2. Pemerataan Fasilitas dan Guru Berkualitas
Dalam Islam, negara akan memastikan setiap sekolah memiliki infrastruktur, fasilitas, dan tenaga pendidik yang berkualitas. Sistem pendidikan tidak bergantung pada mekanisme pasar seperti saat ini, di mana sekolah dengan anggaran besar mendapatkan fasilitas lebih baik dibanding sekolah di daerah terpencil.
3. Tidak Ada Komersialisasi Pendidikan
Saat ini, pendidikan telah menjadi komoditas. Sekolah-sekolah swasta elite menawarkan kualitas tinggi dengan biaya mahal, sementara sekolah negeri sering kekurangan dana. Dalam Islam, pendidikan adalah pelayanan publik, bukan bisnis. Oleh karena itu, pendidikan tidak boleh dikomersialkan dan harus dikelola oleh negara dengan prinsip keadilan.

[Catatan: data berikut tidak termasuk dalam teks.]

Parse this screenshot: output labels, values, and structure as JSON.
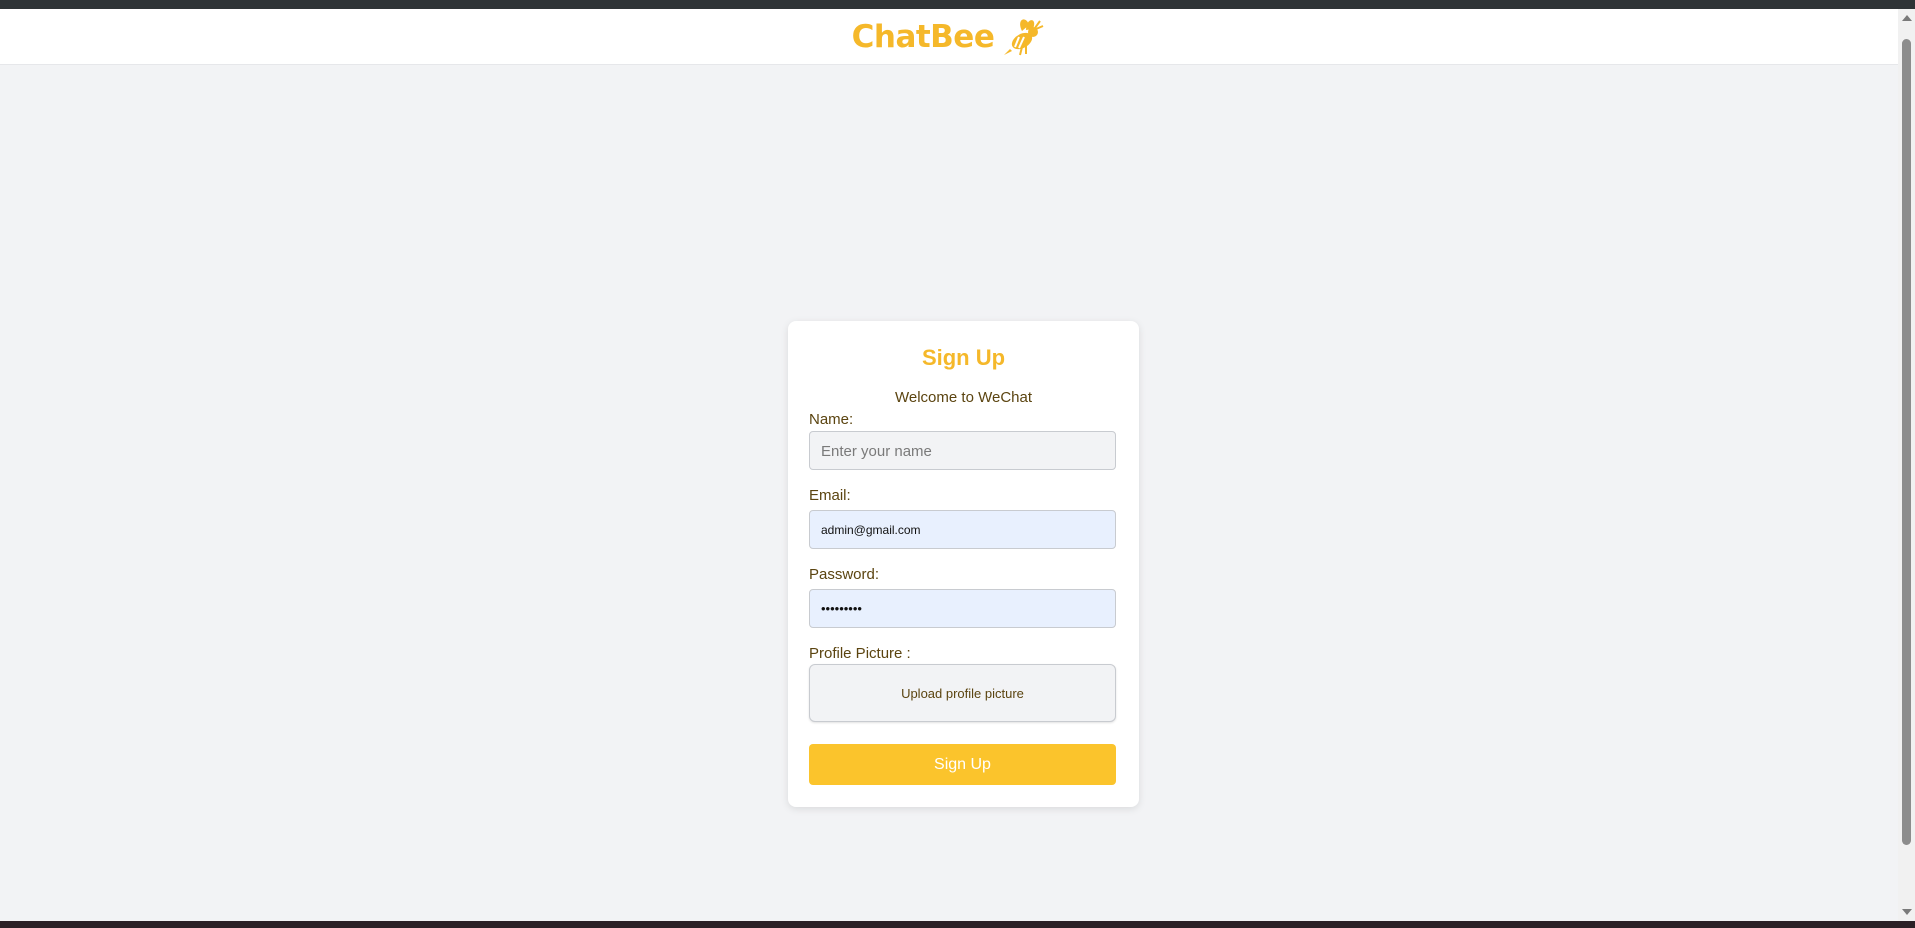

4. Seleksi Berbasis Kebutuhan, Bukan Kapitalisme Akademik
Dalam sistem Islam, seleksi pendidikan lebih menekankan pada minat dan bakat siswa, bukan sekadar nilai akademik. Pendidikan dirancang agar setiap individu bisa berkembang sesuai dengan potensinya, tanpa ada tekanan yang berlebihan akibat sistem seleksi yang tidak adil.

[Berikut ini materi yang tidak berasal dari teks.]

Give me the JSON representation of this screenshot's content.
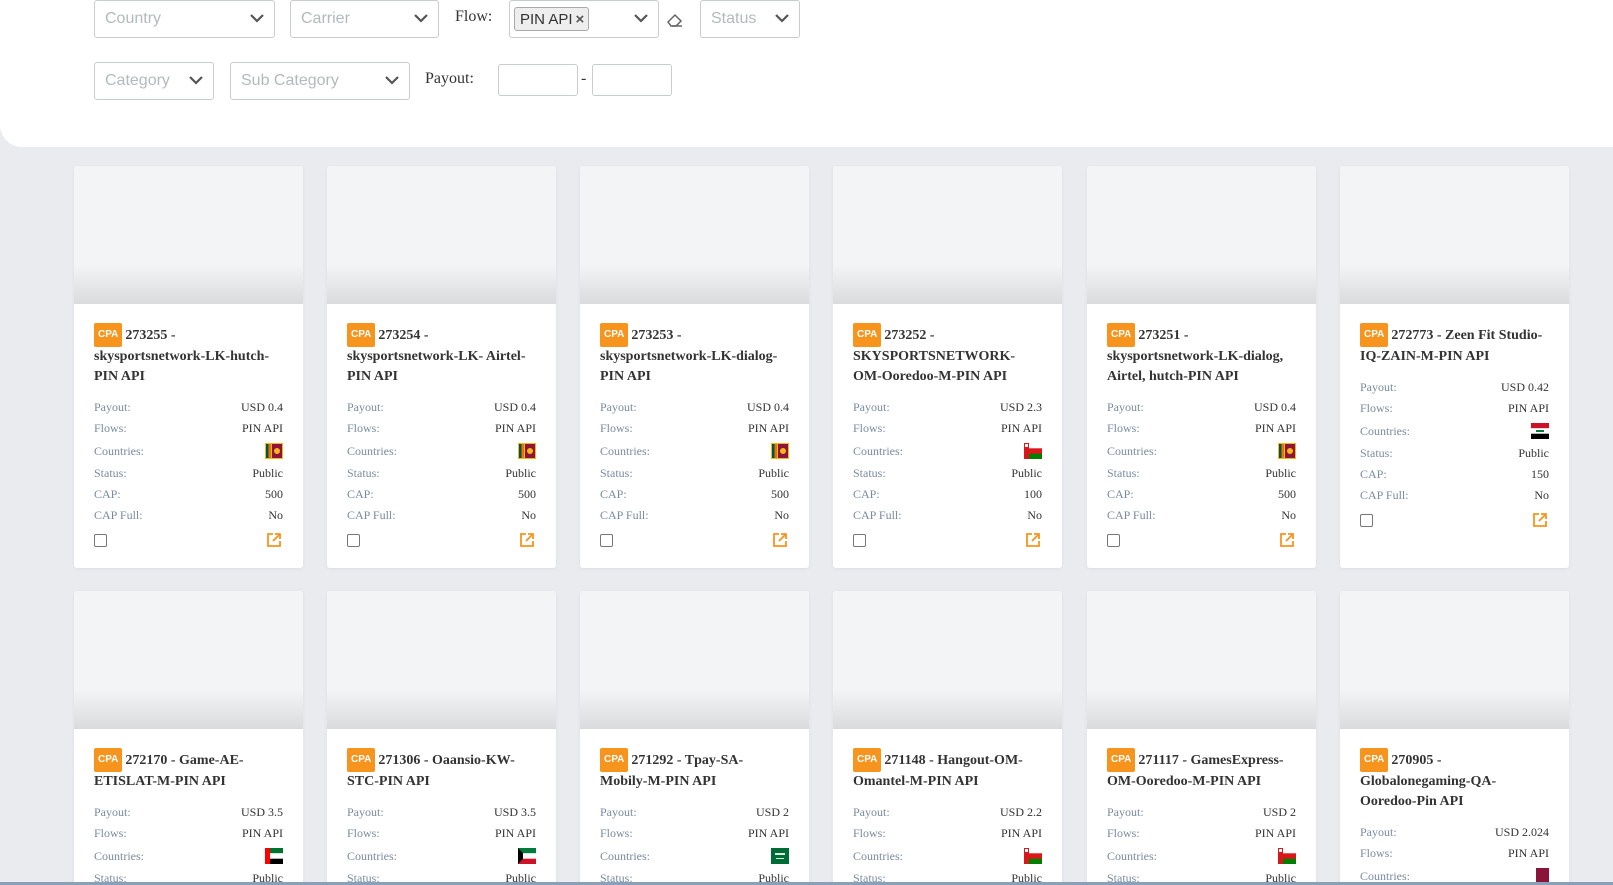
{
  "filters": {
    "country_placeholder": "Country",
    "carrier_placeholder": "Carrier",
    "flow_label": "Flow:",
    "flow_tag": "PIN API",
    "flow_tag_remove": "×",
    "status_placeholder": "Status",
    "category_placeholder": "Category",
    "subcategory_placeholder": "Sub Category",
    "payout_label": "Payout:",
    "payout_separator": "-"
  },
  "labels": {
    "badge": "CPA",
    "payout": "Payout:",
    "flows": "Flows:",
    "countries": "Countries:",
    "status": "Status:",
    "cap": "CAP:",
    "cap_full": "CAP Full:"
  },
  "colors": {
    "badge": "#f7941d",
    "accent_icon": "#f7941d"
  },
  "offers": [
    {
      "title": "273255 - skysportsnetwork-LK-hutch-PIN API",
      "payout": "USD 0.4",
      "flows": "PIN API",
      "country_flag": "sri-lanka-flag",
      "status": "Public",
      "cap": "500",
      "cap_full": "No"
    },
    {
      "title": "273254 - skysportsnetwork-LK- Airtel-PIN API",
      "payout": "USD 0.4",
      "flows": "PIN API",
      "country_flag": "sri-lanka-flag",
      "status": "Public",
      "cap": "500",
      "cap_full": "No"
    },
    {
      "title": "273253 - skysportsnetwork-LK-dialog-PIN API",
      "payout": "USD 0.4",
      "flows": "PIN API",
      "country_flag": "sri-lanka-flag",
      "status": "Public",
      "cap": "500",
      "cap_full": "No"
    },
    {
      "title": "273252 - SKYSPORTSNETWORK-OM-Ooredoo-M-PIN API",
      "payout": "USD 2.3",
      "flows": "PIN API",
      "country_flag": "oman-flag",
      "status": "Public",
      "cap": "100",
      "cap_full": "No"
    },
    {
      "title": "273251 - skysportsnetwork-LK-dialog, Airtel, hutch-PIN API",
      "payout": "USD 0.4",
      "flows": "PIN API",
      "country_flag": "sri-lanka-flag",
      "status": "Public",
      "cap": "500",
      "cap_full": "No"
    },
    {
      "title": "272773 - Zeen Fit Studio-IQ-ZAIN-M-PIN API",
      "payout": "USD 0.42",
      "flows": "PIN API",
      "country_flag": "iraq-flag",
      "status": "Public",
      "cap": "150",
      "cap_full": "No"
    },
    {
      "title": "272170 - Game-AE-ETISLAT-M-PIN API",
      "payout": "USD 3.5",
      "flows": "PIN API",
      "country_flag": "uae-flag",
      "status": "Public"
    },
    {
      "title": "271306 - Oaansio-KW-STC-PIN API",
      "payout": "USD 3.5",
      "flows": "PIN API",
      "country_flag": "kuwait-flag",
      "status": "Public"
    },
    {
      "title": "271292 - Tpay-SA-Mobily-M-PIN API",
      "payout": "USD 2",
      "flows": "PIN API",
      "country_flag": "saudi-arabia-flag",
      "status": "Public"
    },
    {
      "title": "271148 - Hangout-OM-Omantel-M-PIN API",
      "payout": "USD 2.2",
      "flows": "PIN API",
      "country_flag": "oman-flag",
      "status": "Public"
    },
    {
      "title": "271117 - GamesExpress-OM-Ooredoo-M-PIN API",
      "payout": "USD 2",
      "flows": "PIN API",
      "country_flag": "oman-flag",
      "status": "Public"
    },
    {
      "title": "270905 - Globalonegaming-QA-Ooredoo-Pin API",
      "payout": "USD 2.024",
      "flows": "PIN API",
      "country_flag": "qatar-flag"
    }
  ]
}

5. Kurikulum Berbasis Aqidah Islam
Sistem pendidikan Islam bukan hanya mencetak individu cerdas, tetapi juga membangun karakter yang kuat berdasarkan nilai-nilai Islam. Kurikulum dalam Islam akan mengajarkan ilmu pengetahuan sekaligus membentuk kepribadian Islam yang kokoh, sehingga siswa tidak hanya pandai secara akademik tetapi juga memiliki akhlak yang baik.

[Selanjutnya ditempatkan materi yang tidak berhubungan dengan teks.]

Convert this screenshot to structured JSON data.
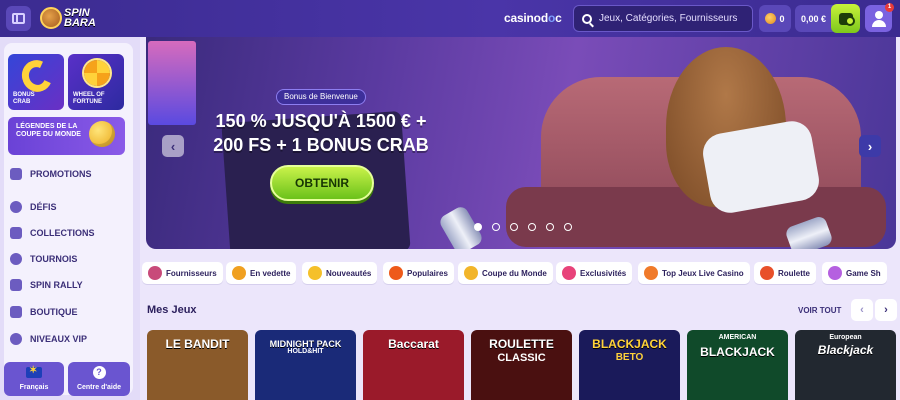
{
  "topbar": {
    "logo_line1": "SPIN",
    "logo_line2": "BARA",
    "partner_prefix": "casinod",
    "partner_mid": "o",
    "partner_suffix": "c",
    "search_placeholder": "Jeux, Catégories, Fournisseurs",
    "coins_value": "0",
    "balance_value": "0,00 €",
    "notification_count": "1"
  },
  "sidebar": {
    "promo_tiles": [
      {
        "label": "Bonus Crab"
      },
      {
        "label": "Wheel of Fortune"
      }
    ],
    "legend_tile": "Légendes de la Coupe du Monde",
    "nav_items": [
      {
        "label": "Promotions",
        "icon": "gift-icon"
      },
      {
        "label": "Défis",
        "icon": "target-icon"
      },
      {
        "label": "Collections",
        "icon": "collection-icon"
      },
      {
        "label": "Tournois",
        "icon": "trophy-icon"
      },
      {
        "label": "Spin Rally",
        "icon": "flag-icon"
      },
      {
        "label": "Boutique",
        "icon": "shop-icon"
      },
      {
        "label": "Niveaux VIP",
        "icon": "vip-icon"
      }
    ],
    "language_label": "Français",
    "help_label": "Centre d'aide"
  },
  "hero": {
    "pill": "Bonus de Bienvenue",
    "title_line1": "150 % JUSQU'À 1500 € +",
    "title_line2": "200 FS + 1 BONUS CRAB",
    "cta": "OBTENIR",
    "slides_total": 6,
    "active_slide": 1
  },
  "categories": [
    {
      "label": "Fournisseurs",
      "icon": "providers-icon",
      "color": "#c84a7a"
    },
    {
      "label": "En vedette",
      "icon": "featured-icon",
      "color": "#f0a020"
    },
    {
      "label": "Nouveautés",
      "icon": "new-icon",
      "color": "#f5c02a"
    },
    {
      "label": "Populaires",
      "icon": "fire-icon",
      "color": "#ee5a1a"
    },
    {
      "label": "Coupe du Monde",
      "icon": "football-icon",
      "color": "#f2b52a"
    },
    {
      "label": "Exclusivités",
      "icon": "diamond-icon",
      "color": "#e8437a"
    },
    {
      "label": "Top Jeux Live Casino",
      "icon": "star-icon",
      "color": "#f07a2a"
    },
    {
      "label": "Roulette",
      "icon": "roulette-icon",
      "color": "#e8502a"
    },
    {
      "label": "Game Sh",
      "icon": "game-show-icon",
      "color": "#b560e0"
    }
  ],
  "mes_jeux": {
    "title": "Mes Jeux",
    "see_all": "VOIR TOUT",
    "games": [
      {
        "title": "LE BANDIT",
        "subtitle": "",
        "bg": "#8a5a2a"
      },
      {
        "title": "MIDNIGHT PACK",
        "subtitle": "HOLD&HIT",
        "bg": "#1a2a78"
      },
      {
        "title": "Baccarat",
        "subtitle": "",
        "bg": "#9a1a2a"
      },
      {
        "title": "ROULETTE",
        "subtitle": "CLASSIC",
        "bg": "#4a1010"
      },
      {
        "title": "BLACKJACK",
        "subtitle": "BETO",
        "bg": "#1a1a5a"
      },
      {
        "title": "BLACKJACK",
        "subtitle": "AMERICAN",
        "bg": "#104a2a"
      },
      {
        "title": "Blackjack",
        "subtitle": "European",
        "bg": "#222830"
      }
    ]
  }
}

Perubahan sistem PPDB menjadi SPMB bukan solusi ideal untuk pemerataan pendidikan. SPMB justru berpotensi memperbesar ketimpangan sosial dan menciptakan tekanan berlebihan pada siswa.
Islam menawarkan solusi yang lebih komprehensif, yaitu dengan menyediakan pendidikan gratis dan berkualitas untuk semua, pemerataan fasilitas dan tenaga pengajar, serta menghapus komersialisasi pendidikan. Dengan sistem ini, pendidikan bukan lagi hak istimewa bagi mereka yang mampu, tetapi menjadi hak yang dijamin oleh negara untuk seluruh rakyatnya.
Sudah saatnya kita mempertimbangkan solusi pendidikan berbasis Islam untuk menciptakan masyarakat yang lebih adil dan berkeadilan. Wallahu'alam bi shawab.